Drinking and dancing all night, Travis finds Abby, stops her drinking and nurses her. Thanks to him, by 1 p.m. the next day she wakes, hangover free. After Travis gives her a full body massage, they finally make love. In the morning, back at her dorm, a car is waiting for. A man tells her she needs to go back to Vegas. When Abby refuses, he tells her it’s about her father.

Arriving to Vegas, Abby meets with her father and loan shark Benny. With Mick’s poker luck dwindling over the years, Benny is now charging Abby to pay off her father’s $100,000 debt. Meanwhile, Travis finds out from Mer about Abby’s troubles and races to Vegas to help her. After hours of poker playing, she is successful and about to leave when a security guard she grew up with stops her. He confiscates the money as she is under 21. Told she still owes the money, Travis offers to participate in a prize fight to win it back.

Meanwhile, Abby discovers it was a ruse, Mick does not owe anyone anything and wanted Abby to win money for him to skip town. She gets the money back with a taser, then heads to stop the fight. Starting a fire as a distraction, she and recently arrived Shepley rescue Travis.
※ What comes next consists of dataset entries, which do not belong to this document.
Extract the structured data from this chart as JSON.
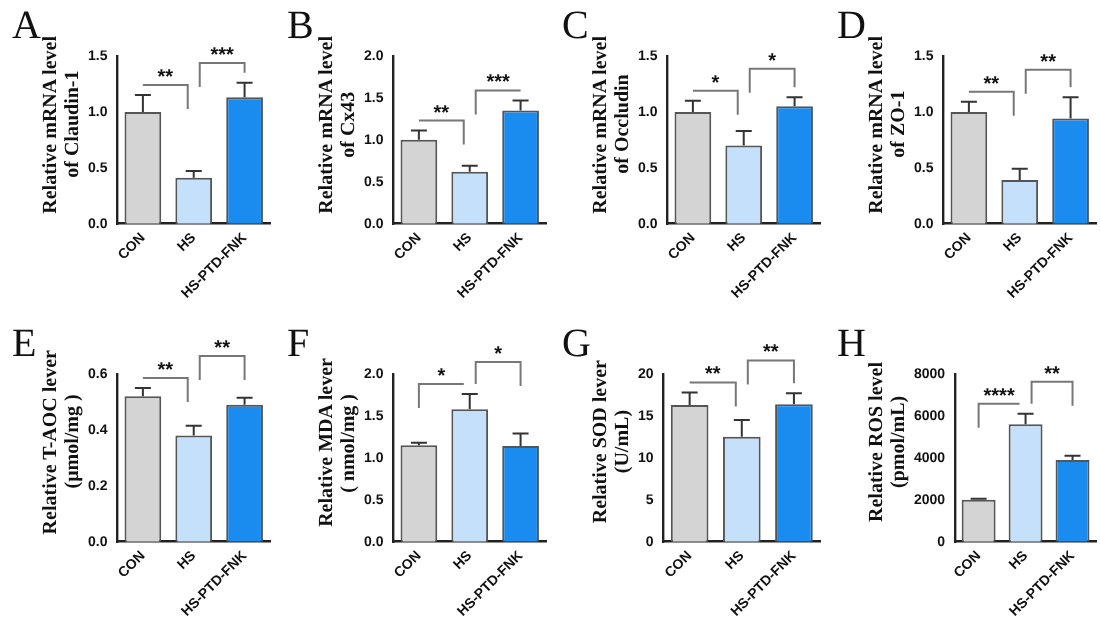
{
  "chart_data": [
    {
      "type": "bar",
      "title": "A",
      "ylabel": "Relative mRNA level\nof Claudin-1",
      "categories": [
        "CON",
        "HS",
        "HS-PTD-FNK"
      ],
      "values": [
        1.0,
        0.41,
        1.13
      ],
      "errors": [
        0.15,
        0.06,
        0.13
      ],
      "colors": [
        "#d4d4d4",
        "#c4e0fa",
        "#1a8cf0"
      ],
      "ylim": [
        0,
        1.5
      ],
      "yticks": [
        {
          "value": 0,
          "label": "0.0"
        },
        0.5,
        {
          "value": 1,
          "label": "1.0"
        },
        1.5
      ],
      "annotations": [
        "**",
        "***"
      ]
    },
    {
      "type": "bar",
      "title": "B",
      "ylabel": "Relative mRNA level\nof Cx43",
      "categories": [
        "CON",
        "HS",
        "HS-PTD-FNK"
      ],
      "values": [
        1.0,
        0.62,
        1.35
      ],
      "errors": [
        0.11,
        0.07,
        0.12
      ],
      "colors": [
        "#d4d4d4",
        "#c4e0fa",
        "#1a8cf0"
      ],
      "ylim": [
        0,
        2
      ],
      "yticks": [
        {
          "value": 0,
          "label": "0.0"
        },
        0.5,
        {
          "value": 1,
          "label": "1.0"
        },
        1.5,
        {
          "value": 2,
          "label": "2.0"
        }
      ],
      "annotations": [
        "**",
        "***"
      ]
    },
    {
      "type": "bar",
      "title": "C",
      "ylabel": "Relative mRNA level\nof Occludin",
      "categories": [
        "CON",
        "HS",
        "HS-PTD-FNK"
      ],
      "values": [
        1.0,
        0.7,
        1.05
      ],
      "errors": [
        0.1,
        0.13,
        0.08
      ],
      "colors": [
        "#d4d4d4",
        "#c4e0fa",
        "#1a8cf0"
      ],
      "ylim": [
        0,
        1.5
      ],
      "yticks": [
        {
          "value": 0,
          "label": "0.0"
        },
        0.5,
        {
          "value": 1,
          "label": "1.0"
        },
        1.5
      ],
      "annotations": [
        "*",
        "*"
      ]
    },
    {
      "type": "bar",
      "title": "D",
      "ylabel": "Relative mRNA level\nof ZO-1",
      "categories": [
        "CON",
        "HS",
        "HS-PTD-FNK"
      ],
      "values": [
        1.0,
        0.39,
        0.94
      ],
      "errors": [
        0.09,
        0.1,
        0.19
      ],
      "colors": [
        "#d4d4d4",
        "#c4e0fa",
        "#1a8cf0"
      ],
      "ylim": [
        0,
        1.5
      ],
      "yticks": [
        {
          "value": 0,
          "label": "0.0"
        },
        0.5,
        {
          "value": 1,
          "label": "1.0"
        },
        1.5
      ],
      "annotations": [
        "**",
        "**"
      ]
    },
    {
      "type": "bar",
      "title": "E",
      "ylabel": "Relative T-AOC lever\n(μmol/mg )",
      "categories": [
        "CON",
        "HS",
        "HS-PTD-FNK"
      ],
      "values": [
        0.52,
        0.38,
        0.49
      ],
      "errors": [
        0.03,
        0.035,
        0.025
      ],
      "colors": [
        "#d4d4d4",
        "#c4e0fa",
        "#1a8cf0"
      ],
      "ylim": [
        0,
        0.6
      ],
      "yticks": [
        {
          "value": 0,
          "label": "0.0"
        },
        0.2,
        0.4,
        0.6
      ],
      "annotations": [
        "**",
        "**"
      ]
    },
    {
      "type": "bar",
      "title": "F",
      "ylabel": "Relative MDA lever\n( nmol/mg )",
      "categories": [
        "CON",
        "HS",
        "HS-PTD-FNK"
      ],
      "values": [
        1.15,
        1.58,
        1.14
      ],
      "errors": [
        0.03,
        0.18,
        0.15
      ],
      "colors": [
        "#d4d4d4",
        "#c4e0fa",
        "#1a8cf0"
      ],
      "ylim": [
        0,
        2
      ],
      "yticks": [
        {
          "value": 0,
          "label": "0.0"
        },
        0.5,
        {
          "value": 1,
          "label": "1.0"
        },
        1.5,
        {
          "value": 2,
          "label": "2.0"
        }
      ],
      "annotations": [
        "*",
        "*"
      ]
    },
    {
      "type": "bar",
      "title": "G",
      "ylabel": "Relative SOD lever\n(U/mL)",
      "categories": [
        "CON",
        "HS",
        "HS-PTD-FNK"
      ],
      "values": [
        16.3,
        12.5,
        16.4
      ],
      "errors": [
        1.5,
        2.0,
        1.3
      ],
      "colors": [
        "#d4d4d4",
        "#c4e0fa",
        "#1a8cf0"
      ],
      "ylim": [
        0,
        20
      ],
      "yticks": [
        0,
        5,
        10,
        15,
        20
      ],
      "annotations": [
        "**",
        "**"
      ]
    },
    {
      "type": "bar",
      "title": "H",
      "ylabel": "Relative ROS level\n(pmol/mL)",
      "categories": [
        "CON",
        "HS",
        "HS-PTD-FNK"
      ],
      "values": [
        2000,
        5600,
        3900
      ],
      "errors": [
        50,
        500,
        200
      ],
      "colors": [
        "#d4d4d4",
        "#c4e0fa",
        "#1a8cf0"
      ],
      "ylim": [
        0,
        8000
      ],
      "yticks": [
        0,
        2000,
        4000,
        6000,
        8000
      ],
      "annotations": [
        "****",
        "**"
      ]
    }
  ]
}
After discovering the money Abby stole back, Travis and Abby celebrate their relationship and freedom with one more night in Vegas.

==Production==
In 2012, Warner Bros. Entertainment optioned the film rights for Beautiful Disaster, but the project never went into development and the Warner Bros. option ended May 13, 2014. In 2020, it was optioned by Voltage Pictures, production began in 2021 with Roger Kumble directing, and Dylan Sprouse, Rob Estes and Virginia Gardner in the cast.

The project received public criticism due to McGuire's controversial far-right political statements.

==Release==
Beautiful Disaster was released in the United States for two nights only, April 12–13, as part of Fathom Events. It was released on digital platforms by Vertical Entertainment on May 3, 2023. The film began streaming on Hulu August 11, 2023.

==Sequel==

A sequel was released in theaters on January 24, 2024.